Chris Friend

From the brewing industry to international advocate for people who are blind or are visually impaired...

Chris FriendSometimes when life has thrown us what may seem an insurmountable challenge, it turns out that this life-change results in ten's of thousands of people, perhaps many more, being helped. Most DAISY Planet readers will have heard of, read about or perhaps even met Chris Friend. This is his story.

After finishing college in 1964, Chris entered the brewing industry, following in his father's footsteps. But it was not meant to be, there were other much more important things in the stars for this young man. Just six months into training for his new career he was in an industrial accident in Munich, Germany. Before his 20th birthday, Chris Friend was totally blind.

With rehabilitation complete, his life of travel, incredible travel, and helping others began, although the 'helping others' part was not Chris's first step into the working world. He was employed for two and a half years as an international correspondent for a French industrial and commercial magazine, travelling extensively throughout East Africa. Travel in that part of the world, at that point in time, would have been challenging for anyone, but somehow 'travel' and 'Chris' seemed to have an affinity for each other. It has become an integral part of his life.

Sightsavers logoWhile Chris was in East Africa he was introduced to the work of Sightsavers International. In 1968 they hired Chris in a fund development role focused on the South East of England and the Channel Islands. It is slightly more than 40 years since then, and Chris has never looked back; he has continued his work with Sightsavers International in the areas of fundraising and communications and plays an important role in his work with the World Blind Union. As Chair, WBU Strategic Objective Leader - Accessibility Chair WBU Global Right to Read Campaign, Chris is representing the WBU, the DAISY Consortium, IFLA, and the International Council for Education of People with Visual Impairment (ICEVI) with the proposed WIPO Treaty for equitable information access which was tabled by the WBU in November 2008. Chris has also worked closely with other key organizations such as Knowledge Ecology International (KEI) regarding the proposed Treaty which is on the agenda for the May WIPO SCRR meeting.

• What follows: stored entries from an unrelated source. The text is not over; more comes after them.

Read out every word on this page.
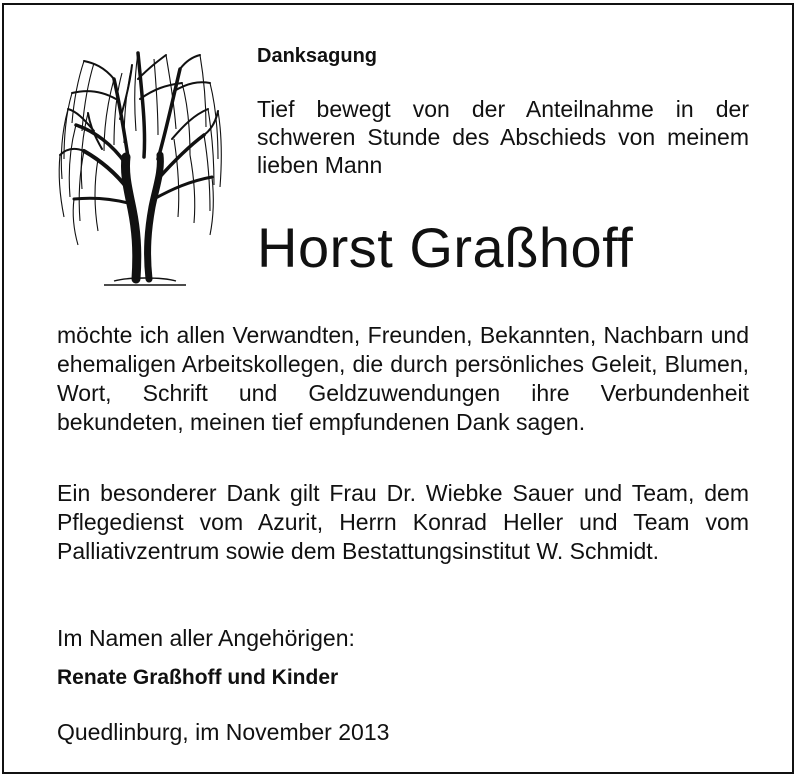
Danksagung

Tief bewegt von der Anteilnahme in der schweren Stunde des Abschieds von meinem lieben Mann

Horst Graßhoff

möchte ich allen Verwandten, Freunden, Bekannten, Nachbarn und ehemaligen Arbeitskollegen, die durch persönliches Geleit, Blumen, Wort, Schrift und Geldzuwendungen ihre Verbundenheit bekundeten, meinen tief empfundenen Dank sagen.

Ein besonderer Dank gilt Frau Dr. Wiebke Sauer und Team, dem Pflegedienst vom Azurit, Herrn Konrad Heller und Team vom Palliativzentrum sowie dem Bestattungsinstitut W. Schmidt.

Im Namen aller Angehörigen:

Renate Graßhoff und Kinder

Quedlinburg, im November 2013
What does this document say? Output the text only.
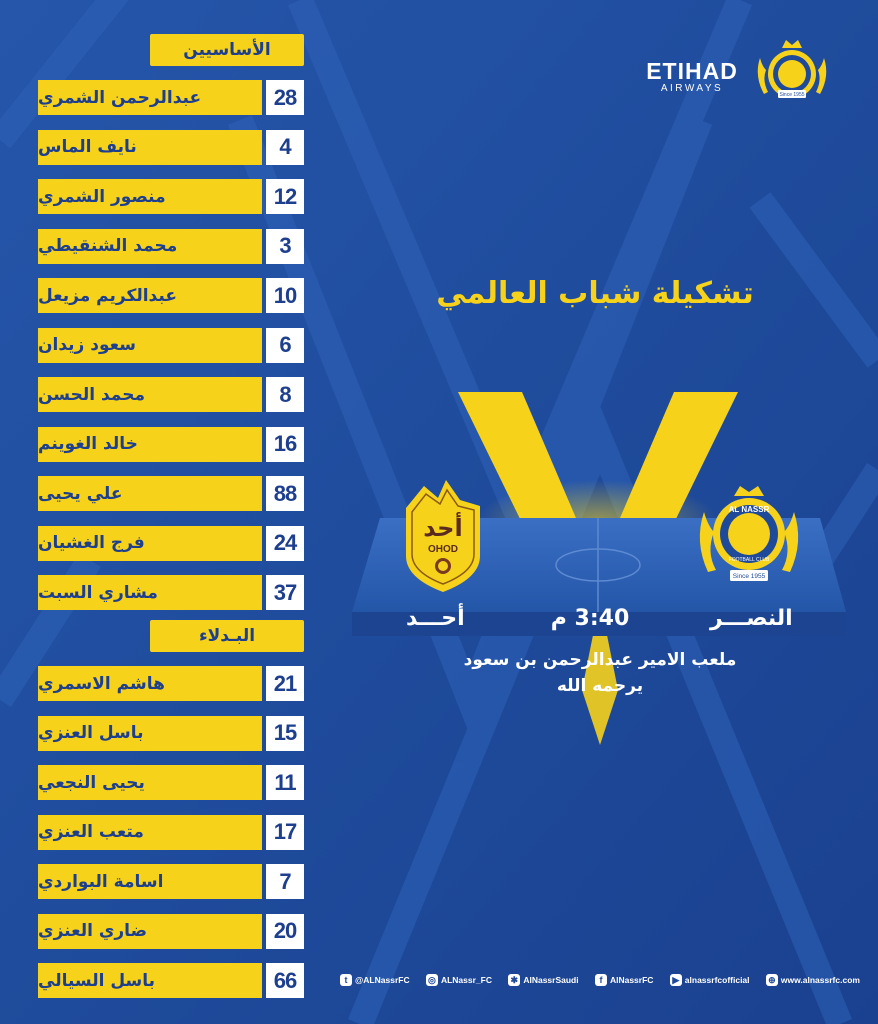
الأساسيين
28
عبدالرحمن الشمري
4
نايف الماس
12
منصور الشمري
3
محمد الشنقيطي
10
عبدالكريم مزيعل
6
سعود زيدان
8
محمد الحسن
16
خالد الغوينم
88
علي يحيى
24
فرج الغشيان
37
مشاري السبت
البـدلاء
21
هاشم الاسمري
15
باسل العنزي
11
يحيى النجعي
17
متعب العنزي
7
اسامة البواردي
20
ضاري العنزي
66
باسل السيالي
ETIHAD
AIRWAYS
Since 1955
تشكيلة شباب العالمي
AL NASSR
FOOTBALL CLUB
Since 1955
أحد
OHOD
النصـــر
3:40 م
أحـــد
ملعب الامير عبدالرحمن بن سعود
يرحمه الله
t @ALNassrFC ◎ ALNassr_FC ✱ AlNassrSaudi	f AlNassrFC ▶ alnassrfcofficial ⊕ www.alnassrfc.com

The following is excerpted from an interview with Chris for his 40th anniversary with Sightsavers International:

Q: What has kept you at Sightsavers for 40 years?
A: Leaving the office and going home for 14,600 nights knowing that what I had done during the day had really made a difference to someone. No other job came along and promised me anything better than that.

Q: What are you currently working on?
A: Mostly two main areas – as a Senior Training Consultant with IDP I am working with leaders of the National Membership Organisations of Blind People across Africa helping them to develop their training capacity; secondly representing Sightsavers on the World Blind Union. Since 2000 I have been involved through chairing two of its Working Groups to advance its support for the low vision community, and more recently I've become WBU's Observer to the UN's World Intellectual Property Organisation which globally controls copyright. This is an important area for the blind as creating accessible formats such as braille, large print and audio requires copyright clearance and WBU is seeking to persuade the international community that these accessible formats should be exempt from copyright restrictions.

Chris Friend, Stephen King and Tim Evans, Zagreb, Croatio Q: Has anything remained constant in the time that you have been at Sightsavers?
A: Yes, the simplicity of taking a needlessly blind person and making it possible for them to visit an eye clinic and return home with their sight restored.

Q: In all your travels, does one location/ project have a special place in your heart?
A: Wherever I travel, every project, every blind organisation, every class of blind children, every eye clinic I visit has a special place in my heart because it is there that I have been privileged to meet those who we are in business to help.

Q: What do you do when you are not at work?
A: I'm a great believer in a good work/life balance. The three most important pillars in my life are my love for my family, my Christian faith, and finally my love for my work.

Chris Friend's work has been acknowledged extensively as is shown by the numerous awards he has received. Highlights include:

  • 1972 - Winston Churchill Travelling Fellowship (he was one of the first people who is blind person to receive this award)
  • 1999 - the MBE (Member of the Order of the British Empire) for services to Sightsavers International in the Queen's Birthday Honours List
  • 1979 and 1992 - International President's Award of Lions Clubs International
  • 2004 - the SANCB 75th Anniversary Award for exceptional service to blind people, and, the Business Traveller Magazine's 'Traveller of the Year 2004' award

Chris Friend at the 17th WIPO SCCR meetingChris' current memberships include the RNIB Assembly, appointment as the UK delegate to the European Blind Union’s Commission for Co-operation with the Blind and Partially Sighted in the Developing Countries, and Chair of WBU Global Right to Read Campaign. He served on the World Blind Union Executive Committee from 2000 to 2008.

Somehow, with all that he has done and is still doing, Chris manages to have a personal life. He has been married since 1973; Chris and his wife Judy have two children, Toby, born in 1977, and Georgina, born in 1982. They "now have a gorgeous daughter-in-law and an even more adorable granddaughter Hannah aged 3".

Editor's Note: Chris attended the WIPO SCCR meeting in Geneva, May 25 to 29. His report on the outcome will be published in the June issue of the DAISY Planet.